Я настороженно наблюдал за ржущими охранниками, чувствуя надвигающуюся очередную порцию неприятностей. Не к добру эти сволочи так веселятся. Явно не встрече со мной радуются. Уж лучше бы избили, что ли? Мне бы оно дешевле обошлось!
— Послушай Аникей, а он точно успел? — задумался, вволю насмеявшийся, толстяк. — Что–то я сомневаться стал.
— Думаешь, не успел? — даже расстроился его напарник крепкий жилистый вояка с немного приплюснутым носом и сокрушённо закачал головой. — Вот ведь! А я уже и обрадовался было! Не поверишь, Данила! За сына родного так никогда не переживал, как сейчас!
— Я же вовремя прибежал! Вы же видели! Стигма у вас на глазах побелела! — я почувствовал, как внутри у меня поднимается ярость. Столько всего пережить, столько препятствий преодолеть, каким–то чудом всё же успеть и теперь всё потерять из–за двух обленившихся негодяев, от скуки решивших покуражится! Что может быть обиднее?
— Парень утверждает, что ты там что–то выдел Данила! — требовательно уставился на своего напарника Аникей. — Ты давай уже, признавайся! Не видишь разве, переживаю я за него!
— А я и не отрицаю, — покорно кивнул в ответ толстяк, скорчив кислую физиономию. — Конечно, видел! Я ещё в окно из сторожки посмотрел, когда этот выродок айхи только к воротам подходил. Стигма уже тогда белой была!
— Пожалуй ты прав, — огорчённо вздохнув, почесал голову Данила. — Я тоже в это время в окно выглядывал, — и тоскливо закатив глаза, жалобным голосом резюмировал: — Значит, всё же, не успел!
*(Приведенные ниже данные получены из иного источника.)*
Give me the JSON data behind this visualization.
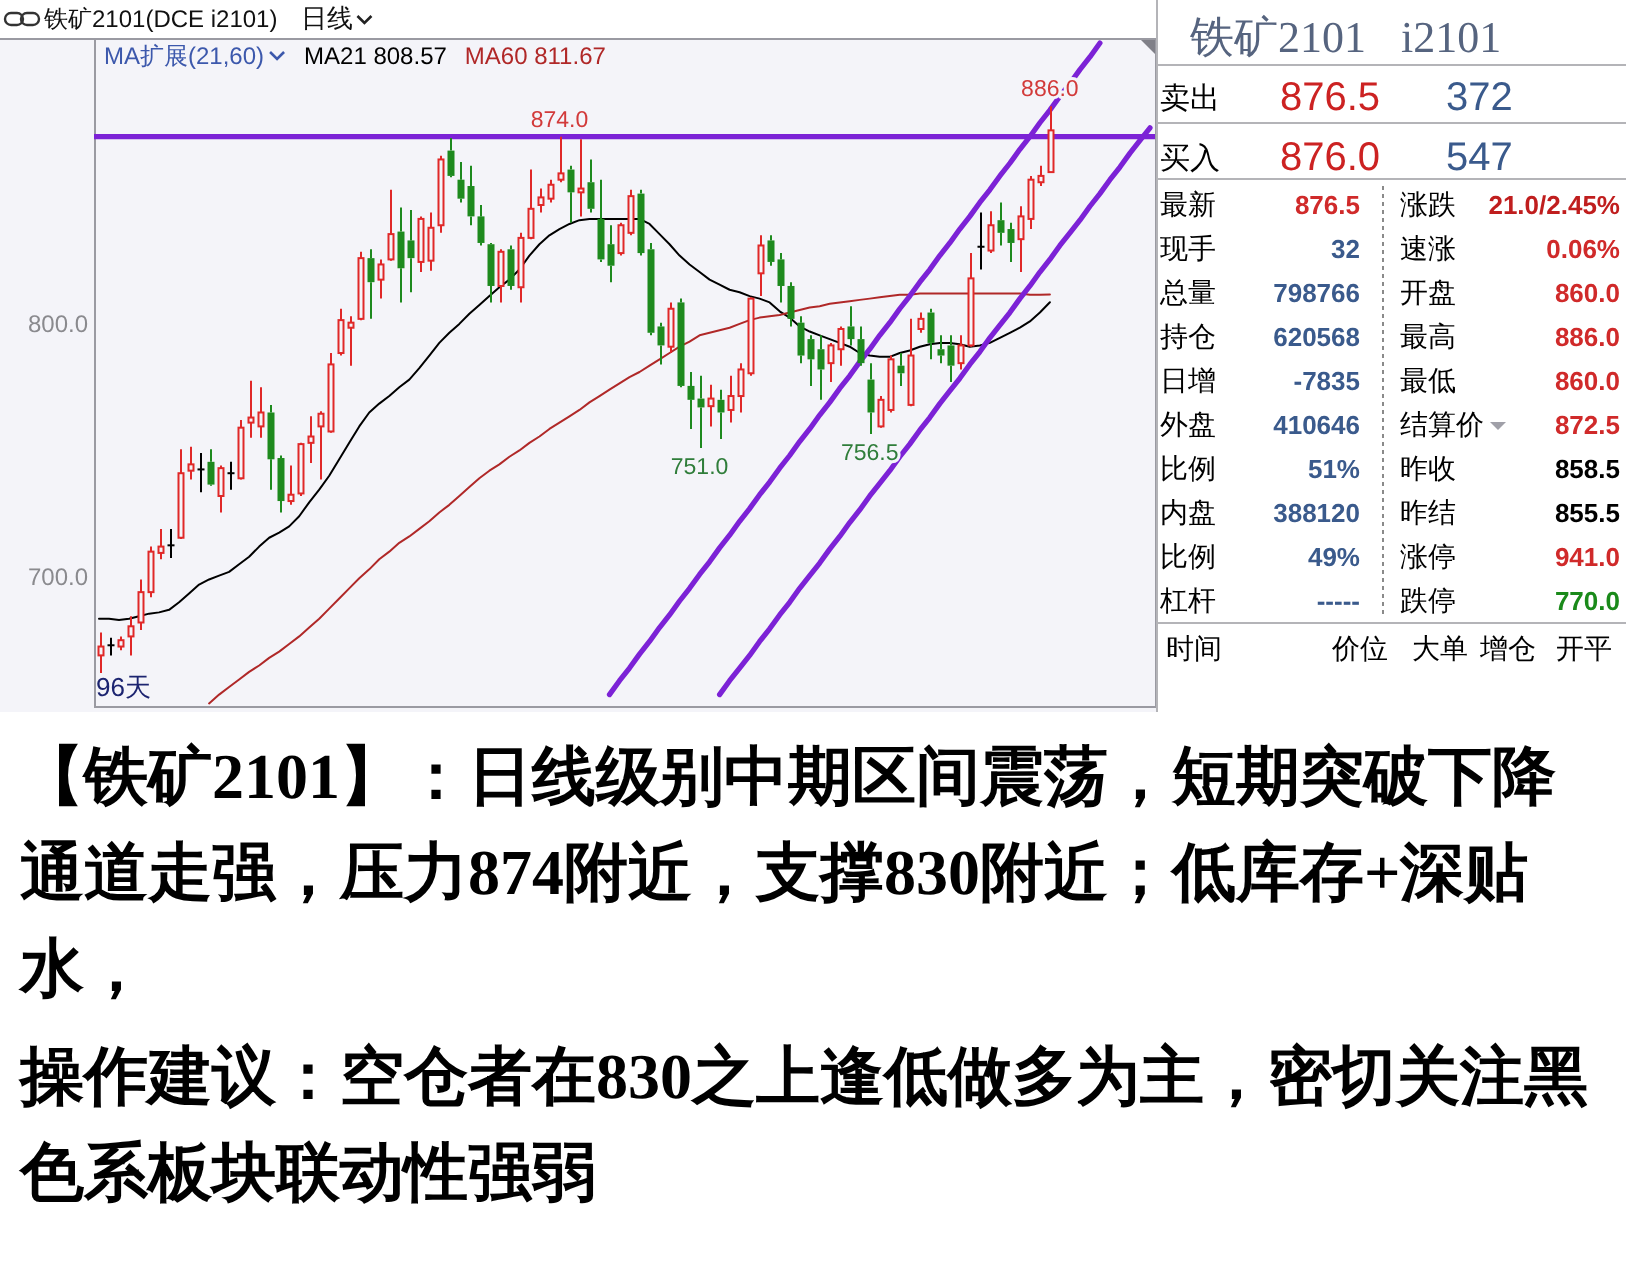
{
  "chart_data": [
    {
      "type": "candlestick",
      "title": "铁矿2101(DCE i2101)",
      "subtitle": "日线",
      "legend_title": "MA扩展(21,60)",
      "legend": "top left",
      "categories": [
        null,
        null,
        null,
        null,
        null,
        null,
        null,
        null,
        null,
        null,
        null,
        null,
        null,
        null,
        null,
        null,
        null,
        null,
        null,
        null,
        null,
        null,
        null,
        null,
        null,
        null,
        null,
        null,
        null,
        null,
        null,
        null,
        null,
        null,
        null,
        null,
        null,
        null,
        null,
        null,
        null,
        null,
        null,
        null,
        null,
        null,
        null,
        null,
        null,
        null,
        null,
        null,
        null,
        null,
        null,
        null,
        null,
        null,
        null,
        null,
        null,
        null,
        null,
        null,
        null,
        null,
        null,
        null,
        null,
        null,
        null,
        null,
        null,
        null,
        null,
        null,
        null,
        null,
        null,
        null,
        null,
        null,
        null,
        null,
        null,
        null,
        null,
        null,
        null,
        null,
        null,
        null,
        null,
        null,
        null,
        null,
        null,
        null,
        null,
        null,
        null,
        null,
        null,
        null,
        null,
        null
      ],
      "ohlc": [
        [
          669,
          678,
          662,
          672.5
        ],
        [
          673,
          676,
          669,
          673
        ],
        [
          672.5,
          676.5,
          671,
          675
        ],
        [
          676.5,
          684.5,
          669,
          680.5
        ],
        [
          682,
          699,
          679,
          694
        ],
        [
          694,
          712,
          692,
          710
        ],
        [
          709.5,
          719,
          707,
          712
        ],
        [
          712.5,
          719,
          707.5,
          712.5
        ],
        [
          715.5,
          750.5,
          715,
          741
        ],
        [
          742,
          751.5,
          738.5,
          744.5
        ],
        [
          742.5,
          749,
          733.5,
          742.5
        ],
        [
          745.5,
          750.5,
          736,
          736.5
        ],
        [
          732,
          744,
          725.5,
          743
        ],
        [
          741,
          745.5,
          734.5,
          741
        ],
        [
          739,
          762,
          738.5,
          759
        ],
        [
          761,
          777.5,
          755,
          763
        ],
        [
          759.5,
          775,
          755,
          765
        ],
        [
          765,
          768,
          734.5,
          746.5
        ],
        [
          747,
          748,
          725.5,
          730
        ],
        [
          730,
          744,
          728.5,
          732.5
        ],
        [
          733,
          753,
          732,
          752.5
        ],
        [
          753,
          763.5,
          745,
          755.5
        ],
        [
          759.5,
          765.5,
          738.5,
          764.5
        ],
        [
          757.5,
          788.5,
          757,
          784
        ],
        [
          788.5,
          806,
          787.5,
          801.5
        ],
        [
          798.5,
          803,
          783.5,
          800.5
        ],
        [
          802,
          828.5,
          801.5,
          826
        ],
        [
          826,
          829.5,
          802,
          816.5
        ],
        [
          817.5,
          825.5,
          810,
          823.5
        ],
        [
          825.5,
          853,
          825,
          835.5
        ],
        [
          836.5,
          846,
          808.5,
          822
        ],
        [
          833,
          845,
          812.5,
          826
        ],
        [
          824.5,
          842.5,
          820.5,
          841.5
        ],
        [
          825,
          844,
          821,
          838
        ],
        [
          839,
          866.5,
          836,
          865
        ],
        [
          868.5,
          873.5,
          858,
          858.5
        ],
        [
          857,
          864,
          848,
          849.5
        ],
        [
          854.5,
          862.5,
          839,
          842.5
        ],
        [
          842.5,
          847,
          831,
          832
        ],
        [
          831.5,
          832,
          808.5,
          815
        ],
        [
          815,
          829.5,
          808.5,
          828.5
        ],
        [
          829.5,
          831,
          813.5,
          815
        ],
        [
          814.5,
          836,
          808.5,
          834
        ],
        [
          834,
          861,
          833.5,
          845.5
        ],
        [
          847,
          853.5,
          844,
          850
        ],
        [
          849.5,
          857,
          848,
          855
        ],
        [
          857,
          874,
          856,
          859.5
        ],
        [
          861,
          862.5,
          840,
          852
        ],
        [
          852,
          873,
          842.5,
          853.5
        ],
        [
          856,
          865,
          844,
          845.5
        ],
        [
          841.5,
          857,
          824.5,
          825.5
        ],
        [
          831.5,
          839,
          816.5,
          823
        ],
        [
          828,
          840,
          827,
          839
        ],
        [
          836,
          853,
          835,
          850.5
        ],
        [
          851.5,
          853,
          827,
          828
        ],
        [
          829.5,
          832,
          795.5,
          796.5
        ],
        [
          799,
          800.5,
          784,
          791.5
        ],
        [
          791,
          808.5,
          788.5,
          806
        ],
        [
          808.5,
          810,
          775,
          775.5
        ],
        [
          775.5,
          781,
          758.5,
          770
        ],
        [
          770.5,
          779.5,
          751,
          767
        ],
        [
          767.5,
          776,
          759.5,
          770.5
        ],
        [
          770,
          774,
          754.5,
          765
        ],
        [
          766,
          779.5,
          761,
          771.5
        ],
        [
          771.5,
          784.5,
          765,
          782
        ],
        [
          780.5,
          810.5,
          779.5,
          810
        ],
        [
          820,
          835,
          811,
          831
        ],
        [
          833,
          835,
          823,
          824.5
        ],
        [
          825.5,
          828,
          808.5,
          815
        ],
        [
          815,
          816.5,
          799,
          802
        ],
        [
          800.5,
          803,
          784.5,
          787.5
        ],
        [
          794,
          795.5,
          775.5,
          786
        ],
        [
          790,
          795.5,
          770,
          782
        ],
        [
          784.5,
          792.5,
          777,
          791.5
        ],
        [
          790,
          799,
          783.5,
          798
        ],
        [
          799,
          807,
          791.5,
          794
        ],
        [
          794,
          799,
          783.5,
          784.5
        ],
        [
          778,
          784.5,
          756.5,
          765
        ],
        [
          759.5,
          771.5,
          759,
          770
        ],
        [
          766,
          787.5,
          765,
          786
        ],
        [
          783.5,
          788.5,
          775.5,
          780.5
        ],
        [
          768,
          802,
          767.5,
          787.5
        ],
        [
          798,
          804.5,
          796.5,
          802
        ],
        [
          804.5,
          806,
          786,
          792.5
        ],
        [
          790,
          795.5,
          784.5,
          787.5
        ],
        [
          791.5,
          795.5,
          777,
          783.5
        ],
        [
          784.5,
          795.5,
          782,
          791.5
        ],
        [
          791.5,
          828,
          791,
          818
        ],
        [
          830.5,
          844,
          821.5,
          830.5
        ],
        [
          829,
          844.5,
          828,
          839
        ],
        [
          841,
          848,
          831,
          836
        ],
        [
          837.5,
          840,
          824.5,
          832
        ],
        [
          833.5,
          846.5,
          820.5,
          842.5
        ],
        [
          841.5,
          858.5,
          837.5,
          857
        ],
        [
          856,
          862.5,
          854.5,
          858.5
        ],
        [
          860,
          886,
          860,
          876.5
        ],
        null,
        null,
        null,
        null,
        null,
        null,
        null,
        null,
        null,
        null
      ],
      "ylim": [
        649,
        913
      ],
      "yticks": [
        {
          "value": 800,
          "label": "800.0"
        },
        {
          "value": 700,
          "label": "700.0"
        }
      ],
      "tick_labels": "y",
      "series": [
        {
          "name": "MA21 808.57",
          "type": "line",
          "color": "#000000",
          "values": [
            683.5,
            683.5,
            683,
            683.5,
            684.5,
            685.5,
            686,
            687,
            690,
            693.5,
            697,
            699,
            700.5,
            702,
            705,
            708,
            712,
            715.5,
            717.5,
            720,
            724,
            729.5,
            734.5,
            740,
            746.5,
            753,
            759.5,
            765,
            768.5,
            771.5,
            775,
            778,
            782.5,
            787.5,
            792.5,
            796.5,
            800,
            804,
            807.5,
            811,
            814.5,
            817.5,
            821.5,
            827,
            831.5,
            835,
            837.5,
            839.5,
            841,
            841.5,
            841.5,
            841.5,
            841.5,
            841.5,
            841.5,
            839.5,
            835.5,
            831.5,
            827,
            823.5,
            820.5,
            817.5,
            815.5,
            813.5,
            812.5,
            811,
            810,
            808.5,
            805,
            802.5,
            799,
            797,
            795.5,
            794,
            792.5,
            791,
            788.5,
            787.5,
            787,
            787,
            788.5,
            789.5,
            791,
            792,
            792.5,
            792.5,
            792,
            791,
            791.5,
            792.5,
            794.5,
            796.5,
            798.5,
            801,
            804.5,
            808.57,
            null,
            null,
            null,
            null,
            null,
            null,
            null,
            null,
            null,
            null
          ]
        },
        {
          "name": "MA60 811.67",
          "type": "line",
          "color": "#b02828",
          "values": [
            null,
            null,
            null,
            null,
            null,
            null,
            null,
            null,
            null,
            null,
            null,
            650,
            653.5,
            656.5,
            659.5,
            662.5,
            665,
            668,
            670.5,
            673.5,
            676.5,
            680,
            683.5,
            687.5,
            691.5,
            695.5,
            699.5,
            703,
            707,
            710,
            713.5,
            716,
            719,
            722,
            725.5,
            728.5,
            732,
            735.5,
            739,
            742,
            744.5,
            747.5,
            750,
            753,
            755.5,
            758.5,
            761,
            763.5,
            766,
            769,
            771.5,
            774,
            776.5,
            779,
            781,
            783.5,
            786,
            788.5,
            791,
            793,
            795.5,
            796.5,
            797.5,
            798.5,
            800,
            801.5,
            802.5,
            803,
            803.5,
            804.5,
            805.5,
            806.5,
            807,
            808,
            808.5,
            809,
            809.5,
            810,
            810.5,
            811,
            811.5,
            811.5,
            812,
            812,
            812,
            812,
            812,
            812,
            812,
            812,
            812,
            812,
            812,
            811.5,
            811.5,
            811.67,
            null,
            null,
            null,
            null,
            null,
            null,
            null,
            null,
            null,
            null
          ]
        },
        {
          "type": "line",
          "color": "#7c22d6",
          "values": [
            null,
            null,
            null,
            null,
            null,
            null,
            null,
            null,
            null,
            null,
            null,
            null,
            null,
            null,
            null,
            null,
            null,
            null,
            null,
            null,
            null,
            null,
            null,
            null,
            null,
            null,
            null,
            null,
            null,
            null,
            null,
            null,
            null,
            null,
            null,
            null,
            null,
            null,
            null,
            null,
            null,
            null,
            null,
            null,
            null,
            null,
            null,
            null,
            null,
            null,
            null,
            653.5,
            659,
            664,
            669.5,
            674.5,
            680,
            685,
            690.5,
            695.5,
            701,
            706,
            711.5,
            716.5,
            722,
            727,
            732.5,
            737.5,
            743,
            748,
            753.5,
            758.5,
            764,
            769,
            774.5,
            779.5,
            785,
            790,
            795.5,
            800.5,
            806,
            811,
            816.5,
            821.5,
            827,
            832,
            837.5,
            842.5,
            848,
            853,
            858.5,
            863.5,
            869,
            874,
            879.5,
            884.5,
            890,
            895,
            900.5,
            905.5,
            911,
            null,
            null,
            null,
            null,
            null
          ]
        },
        {
          "type": "line",
          "color": "#7c22d6",
          "values": [
            null,
            null,
            null,
            null,
            null,
            null,
            null,
            null,
            null,
            null,
            null,
            null,
            null,
            null,
            null,
            null,
            null,
            null,
            null,
            null,
            null,
            null,
            null,
            null,
            null,
            null,
            null,
            null,
            null,
            null,
            null,
            null,
            null,
            null,
            null,
            null,
            null,
            null,
            null,
            null,
            null,
            null,
            null,
            null,
            null,
            null,
            null,
            null,
            null,
            null,
            null,
            null,
            null,
            null,
            null,
            null,
            null,
            null,
            null,
            null,
            null,
            null,
            653.5,
            659,
            664,
            669,
            674.5,
            679.5,
            685,
            690,
            695.5,
            700.5,
            705.5,
            711,
            716,
            721.5,
            726.5,
            732,
            737,
            742,
            747.5,
            752.5,
            758,
            763,
            768.5,
            773.5,
            778.5,
            784,
            789,
            794.5,
            799.5,
            804.5,
            810,
            815,
            820.5,
            825.5,
            831,
            836,
            841,
            846.5,
            851.5,
            857,
            862,
            867.5,
            872.5,
            877.5
          ]
        }
      ],
      "ref_lines": [
        {
          "axis": "y",
          "value": 874,
          "color": "#7c22d6"
        }
      ],
      "annotations": [
        "96天",
        {
          "text": "874.0",
          "y": 874
        },
        {
          "text": "751.0",
          "y": 751
        },
        {
          "text": "756.5",
          "y": 756.5
        },
        {
          "text": "886.0",
          "y": 886
        },
        "【铁矿2101】：日线级别中期区间震荡，短期突破下降通道走强，压力874附近，支撑830附近；低库存+深贴水，",
        "操作建议：空仓者在830之上逢低做多为主，密切关注黑色系板块联动性强弱"
      ]
    },
    {
      "type": "other",
      "title": "铁矿2101 i2101",
      "annotations": [
        "卖出",
        "876.5",
        "372",
        "买入",
        "876.0",
        "547",
        "最新",
        "876.5",
        "涨跌",
        "21.0/2.45%",
        "现手",
        "32",
        "速涨",
        "0.06%",
        "总量",
        "798766",
        "开盘",
        "860.0",
        "持仓",
        "620568",
        "最高",
        "886.0",
        "日增",
        "-7835",
        "最低",
        "860.0",
        "外盘",
        "410646",
        "结算价",
        "872.5",
        "比例",
        "51%",
        "昨收",
        "858.5",
        "内盘",
        "388120",
        "昨结",
        "855.5",
        "比例",
        "49%",
        "涨停",
        "941.0",
        "杠杆",
        "-----",
        "跌停",
        "770.0",
        "时间",
        "价位",
        "大单",
        "增仓",
        "开平"
      ]
    }
  ]
}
Вот досада то! Надо отцу–наставителю доложить!
— Что же вы творите то, а?! — сжав кулаки, заорал я. — Ведь знаете, что успел я вовремя! Что за корысть вам меня губить?!
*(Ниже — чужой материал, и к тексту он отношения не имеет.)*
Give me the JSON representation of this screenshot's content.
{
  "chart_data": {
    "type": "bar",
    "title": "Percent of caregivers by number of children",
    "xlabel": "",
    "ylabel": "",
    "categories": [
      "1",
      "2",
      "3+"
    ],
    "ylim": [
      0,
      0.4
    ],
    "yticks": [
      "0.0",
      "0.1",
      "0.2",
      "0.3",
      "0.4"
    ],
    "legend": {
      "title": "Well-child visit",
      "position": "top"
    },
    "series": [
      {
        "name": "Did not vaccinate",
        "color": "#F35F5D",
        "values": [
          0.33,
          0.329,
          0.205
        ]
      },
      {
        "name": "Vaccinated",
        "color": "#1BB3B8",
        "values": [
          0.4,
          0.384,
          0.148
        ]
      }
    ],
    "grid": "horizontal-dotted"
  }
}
— Может всё же намять ему бока? Как думаешь Данила? — Аникей выразительно покрутил зажатой в руке дубинкой. — Вежеству эту деревенщину поучить?
— Намни, коли желание есть, — лениво потянулся толстяк. — А мне что–то уже лень. Давай лучше сунем этого недошлёпка в поруб, да пойдём, выпьем. Всё одно отец–наставитель отдыхать уже изволит. Раньше утра им заниматься не будет.
— И то. Что–то в глотке пересохло. И так из–за него припозднились уже, — согласился с напарником Аникей, хватая меня за локоть. — Ступай, давай, пока бока не намяли! Завтра к отцам–вершителям отправишься. Помогать тебе, у нас корысти тоже нет!